Q&A with Becoming Julia de Burgos author Vanessa Pérez Rosario

Perez RosarioF14Vanessa Pérez Rosario is an associate professor of Puerto Rican and Latino Studies at City University of New York, Brooklyn College, and the editor of Hispanic Caribbean Literature of Migration: Narratives of Displacement. She recently answered some questions about her book Becoming Julia de Burgos.

Q: How do you conceive of Julia de Burgos’s work as split into “two parts?”

Vanessa Pérez Rosario: We can think of Burgos’s writing in Puerto Rico and her writing and legacy abroad as two parts that speak to each other. One of the things that is most interesting about her is that she continues to explore the themes she wrote about while in Puerto Rico, greater freedoms for women, affirmation of blackness, and exile, from abroad. These themes take on new dimensions in her work from abroad. In the book, I track her migratory routes from Puerto Rico to Cuba and then New York, where she lived for over 10 years. Her migrations contribute to the challenge of telling her story, but it is also what makes her compelling and current.

Q: Why did Julia de Burgos leave Puerto Rico and move to New York?

Pérez Rosario: Several different factors influenced Julia de Burgos’s decision to leave the island for New York in January 1940. The turn in Puerto Rican politics away from the nationalist and independence movement played a role in her decision to migrate. Also, many Puerto Rican writers, artists and musicians left the island for New York in those years in search of a wider audience, publishing houses, recording studios and greater opportunities to continue to develop their craft. Julia de Burgos wanted to be a part of this.

Q: Why was New York City a unique place for Burgos to define her cultural identity?

Pérez Rosario: In New York, Burgos visited the opera, ballet, music halls and participated in the cultural life of the city. She also developed cultural networks and recited her poetry regularly in different cultural venues and political events. She wrote for various cultural and political Spanish-language publications in New York and became actively involved in the Puerto Rican and Latino community there. From New York, Julia de Burgos continued to conceive of a more expansive Puerto Rican identity, one that was broad enough to include the diaspora which continued to grow during the 1940s and 50s.

Q: Burgos’s status has grown in the last few decades. Was there a turning point during which she was embraced by certain communities?

Pérez Rosario: There are at least two historical moments where we see a renewed interest in Julia de Burgos’s life and work. The civil rights movement of the 1960s is one of those moments. The women’s movement of that era led to a renewed interest in the poet on the island by feminist writers, artists and literary critics. At the time, the first book-length study on Julia de Burgos was published in Spanish in Puerto Rico. In the New York, the Nuyorican Movement of the 1970s led to ethnic revitalization and search for a deeper understanding of Puerto Rican history and culture that so many New York Puerto Ricans were distanced from. This coincided with the publication of an anthology of Puerto Rican Spanish-language poetry translated into English. As Latina feminists sought for intellectual genealogies during the women of color movement, they reclaimed Julia de Burgos as an ancestor.
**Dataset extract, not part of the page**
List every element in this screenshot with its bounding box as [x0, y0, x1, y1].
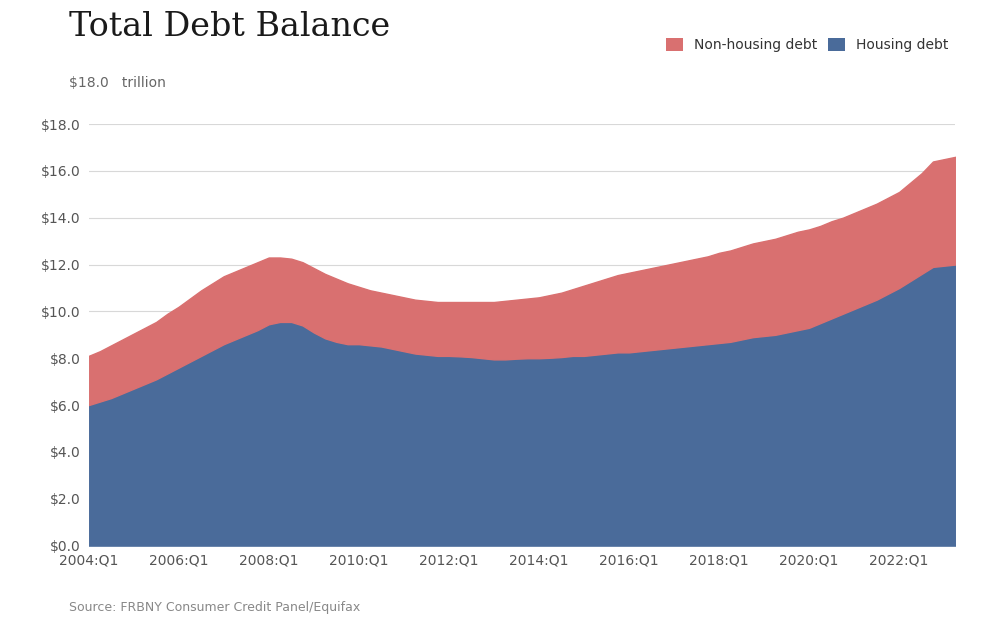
Text: $18.0   trillion: $18.0 trillion: [69, 76, 165, 90]
Text: Source: FRBNY Consumer Credit Panel/Equifax: Source: FRBNY Consumer Credit Panel/Equi…: [69, 601, 361, 614]
Text: Total Debt Balance: Total Debt Balance: [69, 11, 390, 43]
Legend: Non-housing debt, Housing debt: Non-housing debt, Housing debt: [666, 38, 949, 52]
Additionally, the turn of the twentieth-century was another moment where writers and artists reclaimed Julia de Burgos as an inspiration and a cultural icon. The 1990s marks the so-called “Latin explosion” when Latinos were recognized as a consumer category in the United States. This coincided with the Spanish-American war centennial and one hundred years of U.S. domination in Puerto Rico. This decade witnessed the cultural and commercial iconization of Latin American women and Latinas who died tragically at a young age, such as Eva Perón Duarte, Frida Kahlo and Selena Quintanilla. Julia de Burgos became the icon of Latino New York. She is inscribed on the streets of El Barrio, East Harlem in the form of murals, cultural centers and street corners. These cultural sites and places to publicly and collectively mourn and remember Julia permit the community to both mourn its past and affirm its renewal.

Q: Many others have focused on the tragedy of Burgos’s life, especially her death. Did you hesitate covering some of that ground within Becoming Julia de Burgos?

Pérez Rosario: Much has been written about Julia de Burgos’s mysterious death on the streets of Harlem in 1953. I felt at times this overshadows how talented she was as a poet. Burgos’s life and death have been shrouded in gossip and myth. When I set out to write this book, I wanted to focus instead on her work, her politics, the world she lived in, and her contributions to Puerto Rican culture both on the island and in New York. As I developed this project, I realized that these stories about her life and death captured the imaginations of readers everywhere. I think it’s important to honor that.